Les requis du STO étaient victimes puisqu’ils ont été emmenés de force en Allemagne. Après la guerre, il y a eu des amalgames entre les volontaires partis en Allemagne et ceux qui étaient obligés d’y aller. Mon grand-père a obéi, c’était un réfugié qui voulait s’intégrer et qui a suivi ce qu’on lui a dit.
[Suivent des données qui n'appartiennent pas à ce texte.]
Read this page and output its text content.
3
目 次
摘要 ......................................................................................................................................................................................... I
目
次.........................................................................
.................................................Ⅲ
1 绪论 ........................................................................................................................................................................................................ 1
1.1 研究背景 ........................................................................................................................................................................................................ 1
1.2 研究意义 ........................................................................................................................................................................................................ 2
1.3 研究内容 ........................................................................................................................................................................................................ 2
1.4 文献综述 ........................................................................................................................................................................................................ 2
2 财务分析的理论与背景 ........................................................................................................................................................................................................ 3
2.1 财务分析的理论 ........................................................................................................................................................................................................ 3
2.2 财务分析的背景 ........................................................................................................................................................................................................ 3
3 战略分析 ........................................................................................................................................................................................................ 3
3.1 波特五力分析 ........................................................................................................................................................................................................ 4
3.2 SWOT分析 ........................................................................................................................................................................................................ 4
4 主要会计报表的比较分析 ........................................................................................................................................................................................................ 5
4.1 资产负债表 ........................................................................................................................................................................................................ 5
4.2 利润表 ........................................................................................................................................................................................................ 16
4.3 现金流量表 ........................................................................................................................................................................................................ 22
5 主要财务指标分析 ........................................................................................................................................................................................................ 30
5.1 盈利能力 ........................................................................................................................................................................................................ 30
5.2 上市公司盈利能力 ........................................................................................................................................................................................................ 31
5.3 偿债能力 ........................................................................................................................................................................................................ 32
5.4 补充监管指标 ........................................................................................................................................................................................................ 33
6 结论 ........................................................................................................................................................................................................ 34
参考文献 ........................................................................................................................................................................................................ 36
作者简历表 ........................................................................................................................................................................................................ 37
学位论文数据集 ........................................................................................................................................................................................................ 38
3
Encore aujourd’hui il y a un certain tabou de parler du S.T.O.
Lydie Marlin
Réalisatrice du documentaire Papy S.T.O
Pour son film, Lydie a échangé avec Raphaël Spina, historien spécialiste de l’histoire de la collaboration et auteur d’Histoire du STO. L’historien s’inscrit dans une historiographie nouvelle qui s’intéresse au parcours des STO notamment les requis, victimes d’un exil forcé.
À travers son travail et son témoignage, Lydie Marlin veut « démystifier l’image des S.T.O » :
Pris au mieux pour des lâches, pris au pire pour des collaborateurs, les requis du S.T.O et leurs proches ont souffert en silence de manque de reconnaissance. Les documentaires de France 3 et de Lydie Marlin veulent redessiner le visage de milliers d’anonymes qui ont été privés de parole et dont leurs souffrances ont été occultées.
Infos pratiques :
« S.T.O-Les oubliés de la victoire », diffusion le mercredi 28 mai 2025 à 21h05 sur France 3.
Diffusion du documentaire « Papy S.T.O », le 26 novembre 2025 à May-sur-Evre (Maine-et-Loire).